Docseed is a website and an Radio and Television Arts (RTA) final-year thesis project that connects aspiring documentary filmmakers with mentoring professionals. The mentorship is presented through blog posts, webisodes, FAQs and production tutorials to teach users the small but crucial things that are required in the documentary film industry.
Docseed was inspired by one of the creator’s struggle with creating short films.
“I started making my own documentary film this summer after I’d taken the documentary production course at Ryerson and I realized really soon into it that I had absolutely no idea what I was doing,” said Dawsyn Borland, a fourth-year RTA student and executive producer of Docseed.

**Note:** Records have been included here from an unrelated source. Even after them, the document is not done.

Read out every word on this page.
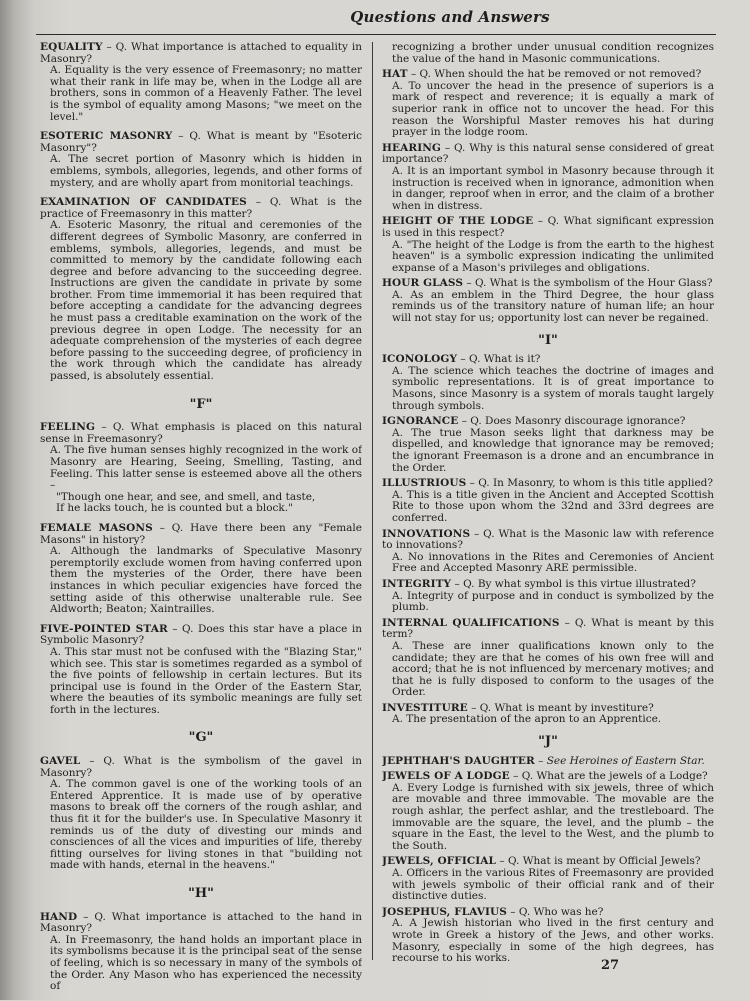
Questions and Answers
EQUALITY – Q. What importance is attached to equality in Masonry?
A. Equality is the very essence of Freemasonry; no matter what their rank in life may be, when in the Lodge all are brothers, sons in common of a Heavenly Father. The level is the symbol of equality among Masons; "we meet on the level."
ESOTERIC MASONRY – Q. What is meant by "Esoteric Masonry"?
A. The secret portion of Masonry which is hidden in emblems, symbols, allegories, legends, and other forms of mystery, and are wholly apart from monitorial teachings.
EXAMINATION OF CANDIDATES – Q. What is the practice of Freemasonry in this matter?
A. Esoteric Masonry, the ritual and ceremonies of the different degrees of Symbolic Masonry, are conferred in emblems, symbols, allegories, legends, and must be committed to memory by the candidate following each degree and before advancing to the succeeding degree. Instructions are given the candidate in private by some brother. From time immemorial it has been required that before accepting a candidate for the advancing degrees he must pass a creditable examination on the work of the previous degree in open Lodge. The necessity for an adequate comprehension of the mysteries of each degree before passing to the succeeding degree, of proficiency in the work through which the candidate has already passed, is absolutely essential.
"F"
FEELING – Q. What emphasis is placed on this natural sense in Freemasonry?
A. The five human senses highly recognized in the work of Masonry are Hearing, Seeing, Smelling, Tasting, and Feeling. This latter sense is esteemed above all the others –
"Though one hear, and see, and smell, and taste,
If he lacks touch, he is counted but a block."
FEMALE MASONS – Q. Have there been any "Female Masons" in history?
A. Although the landmarks of Speculative Masonry peremptorily exclude women from having conferred upon them the mysteries of the Order, there have been instances in which peculiar exigencies have forced the setting aside of this otherwise unalterable rule. See Aldworth; Beaton; Xaintrailles.
FIVE-POINTED STAR – Q. Does this star have a place in Symbolic Masonry?
A. This star must not be confused with the "Blazing Star," which see. This star is sometimes regarded as a symbol of the five points of fellowship in certain lectures. But its principal use is found in the Order of the Eastern Star, where the beauties of its symbolic meanings are fully set forth in the lectures.
"G"
GAVEL – Q. What is the symbolism of the gavel in Masonry?
A. The common gavel is one of the working tools of an Entered Apprentice. It is made use of by operative masons to break off the corners of the rough ashlar, and thus fit it for the builder's use. In Speculative Masonry it reminds us of the duty of divesting our minds and consciences of all the vices and impurities of life, thereby fitting ourselves for living stones in that "building not made with hands, eternal in the heavens."
"H"
HAND – Q. What importance is attached to the hand in Masonry?
A. In Freemasonry, the hand holds an important place in its symbolisms because it is the principal seat of the sense of feeling, which is so necessary in many of the symbols of the Order. Any Mason who has experienced the necessity of
recognizing a brother under unusual condition recognizes the value of the hand in Masonic communications.
HAT – Q. When should the hat be removed or not removed?
A. To uncover the head in the presence of superiors is a mark of respect and reverence; it is equally a mark of superior rank in office not to uncover the head. For this reason the Worshipful Master removes his hat during prayer in the lodge room.
HEARING – Q. Why is this natural sense considered of great importance?
A. It is an important symbol in Masonry because through it instruction is received when in ignorance, admonition when in danger, reproof when in error, and the claim of a brother when in distress.
HEIGHT OF THE LODGE – Q. What significant expression is used in this respect?
A. "The height of the Lodge is from the earth to the highest heaven" is a symbolic expression indicating the unlimited expanse of a Mason's privileges and obligations.
HOUR GLASS – Q. What is the symbolism of the Hour Glass?
A. As an emblem in the Third Degree, the hour glass reminds us of the transitory nature of human life; an hour will not stay for us; opportunity lost can never be regained.
"I"
ICONOLOGY – Q. What is it?
A. The science which teaches the doctrine of images and symbolic representations. It is of great importance to Masons, since Masonry is a system of morals taught largely through symbols.
IGNORANCE – Q. Does Masonry discourage ignorance?
A. The true Mason seeks light that darkness may be dispelled, and knowledge that ignorance may be removed; the ignorant Freemason is a drone and an encumbrance in the Order.
ILLUSTRIOUS – Q. In Masonry, to whom is this title applied?
A. This is a title given in the Ancient and Accepted Scottish Rite to those upon whom the 32nd and 33rd degrees are conferred.
INNOVATIONS – Q. What is the Masonic law with reference to innovations?
A. No innovations in the Rites and Ceremonies of Ancient Free and Accepted Masonry ARE permissible.
INTEGRITY – Q. By what symbol is this virtue illustrated?
A. Integrity of purpose and in conduct is symbolized by the plumb.
INTERNAL QUALIFICATIONS – Q. What is meant by this term?
A. These are inner qualifications known only to the candidate; they are that he comes of his own free will and accord; that he is not influenced by mercenary motives; and that he is fully disposed to conform to the usages of the Order.
INVESTITURE – Q. What is meant by investiture?
A. The presentation of the apron to an Apprentice.
"J"
JEPHTHAH'S DAUGHTER – See Heroines of Eastern Star.
JEWELS OF A LODGE – Q. What are the jewels of a Lodge?
A. Every Lodge is furnished with six jewels, three of which are movable and three immovable. The movable are the rough ashlar, the perfect ashlar, and the trestleboard. The immovable are the square, the level, and the plumb – the square in the East, the level to the West, and the plumb to the South.
JEWELS, OFFICIAL – Q. What is meant by Official Jewels?
A. Officers in the various Rites of Freemasonry are provided with jewels symbolic of their official rank and of their distinctive duties.
JOSEPHUS, FLAVIUS – Q. Who was he?
A. A Jewish historian who lived in the first century and wrote in Greek a history of the Jews, and other works. Masonry, especially in some of the high degrees, has recourse to his works.	27
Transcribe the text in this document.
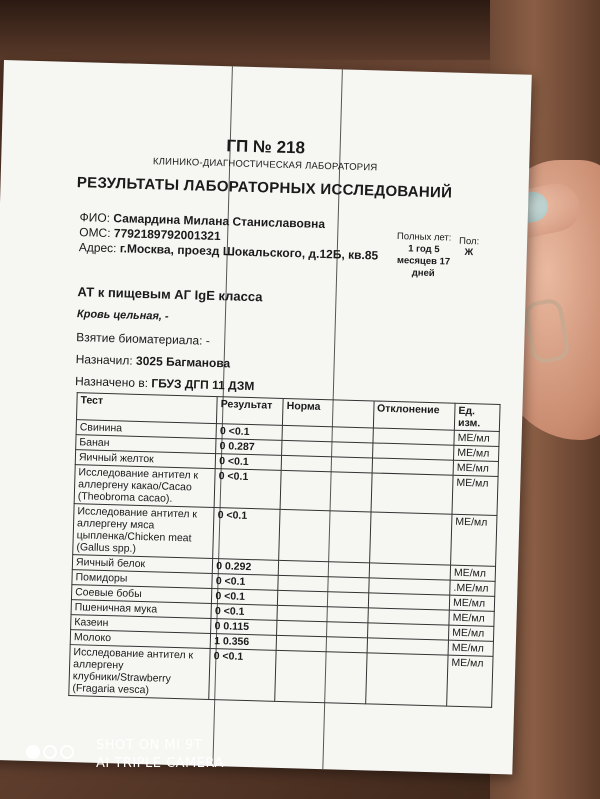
ГП № 218
КЛИНИКО-ДИАГНОСТИЧЕСКАЯ ЛАБОРАТОРИЯ
РЕЗУЛЬТАТЫ ЛАБОРАТОРНЫХ ИССЛЕДОВАНИЙ
ФИО: Самардина Милана Станиславовна
ОМС: 7792189792001321
Адрес: г.Москва, проезд Шокальского, д.12Б, кв.85
Полных лет:
1 год 5
месяцев 17
дней
Пол:
Ж
АТ к пищевым АГ IgE класса
Кровь цельная, -
Взятие биоматериала: -
Назначил: 3025 Багманова
Назначено в: ГБУЗ ДГП 11 ДЗМ
Тест	Результат	Норма	Отклонение	Ед. изм.
Свинина	0 <0.1			МЕ/мл
Банан	0 0.287			МЕ/мл
Яичный желток	0 <0.1			МЕ/мл
Исследование антител к аллергену какао/Cacao (Theobroma cacao).	0 <0.1			МЕ/мл
Исследование антител к аллергену мяса цыпленка/Chicken meat (Gallus spp.)	0 <0.1			МЕ/мл
Яичный белок	0 0.292			МЕ/мл
Помидоры	0 <0.1			.МЕ/мл
Соевые бобы	0 <0.1			МЕ/мл
Пшеничная мука	0 <0.1			МЕ/мл
Казеин	0 0.115			МЕ/мл
Молоко	1 0.356			МЕ/мл
Исследование антител к аллергену клубники/Strawberry (Fragaria vesca)	0 <0.1			МЕ/мл
SHOT ON MI 9T
AI TRIPLE CAMERA
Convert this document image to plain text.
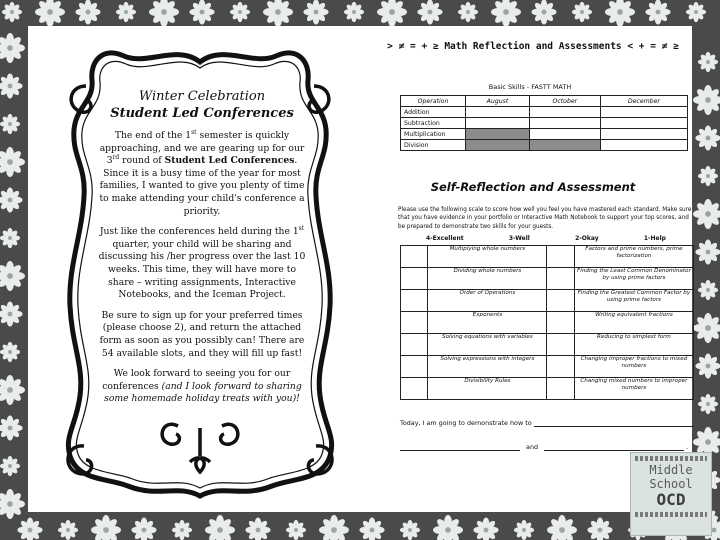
Winter Celebration
Student Led Conferences

The end of the 1st semester is quickly approaching, and we are gearing up for our 3rd round of Student Led Conferences. Since it is a busy time of the year for most families, I wanted to give you plenty of time to make attending your child's conference a priority.

Just like the conferences held during the 1st quarter, your child will be sharing and discussing his /her progress over the last 10 weeks. This time, they will have more to share – writing assignments, Interactive Notebooks, and the Iceman Project.

Be sure to sign up for your preferred times (please choose 2), and return the attached form as soon as you possibly can! There are 54 available slots, and they will fill up fast!

We look forward to seeing you for our conferences (and I look forward to sharing some homemade holiday treats with you)!

> ≠ = + ≥ Math Reflection and Assessments < + = ≠ ≥
Basic Skills - FASTT MATH
Operation	August	October	December
Addition			
Subtraction			
Multiplication			
Division			
Self-Reflection and Assessment
Please use the following scale to score how well you feel you have mastered each standard. Make sure that you have evidence in your portfolio or Interactive Math Notebook to support your top scores, and be prepared to demonstrate two skills for your guests.
4-Excellent	3-Well	2-Okay	1-Help
	Multiplying whole numbers		Factors and prime numbers, prime factorization
	Dividing whole numbers		Finding the Least Common Denominator by using prime factors
	Order of Operations		Finding the Greatest Common Factor by using prime factors
	Exponents		Writing equivalent fractions
	Solving equations with variables		Reducing to simplest form
	Solving expressions with integers		Changing improper fractions to mixed numbers
	Divisibility Rules		Changing mixed numbers to improper numbers
Today, I am going to demonstrate how to
and	.
Middle
School
OCD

“I was working on a project that required me to get a media pass and I could not figure out how to get a media pass for my life. I looked everywhere online, there was nothing, I consulted a few people and they had no idea either. I came to the realization that university had taught me the theory, but I didn’t actually have the practical application to go ahead and make my own documentary film.”
Patrick McGuire, documentary producer and managing editor of VICE Canada, and John Kastner, four-time Emmy Award winner, have confirmed their partnership with Docseed.
The team is currently crowdfunding its startup on Indiegogo, with a goal of $2,000. The money will go towards location permits and venue costs required to film their mentorship webisodes, the website development costs and marketing.
The web platform is planned to launch on Feb. 20, 2015.
With the non-fiction documentary industry growing and changing, filmmakers are constantly learning new things.
“Non-fiction is becoming more popular in our society and we’re constantly trying to find mediums that are as real as they can get. I felt that pursuing a venture within non-fiction filmmaking would be a wonderful tool because everyone is constantly looking for something that they feel is authentic and raw, and that is what documentary film making is,” Borland said.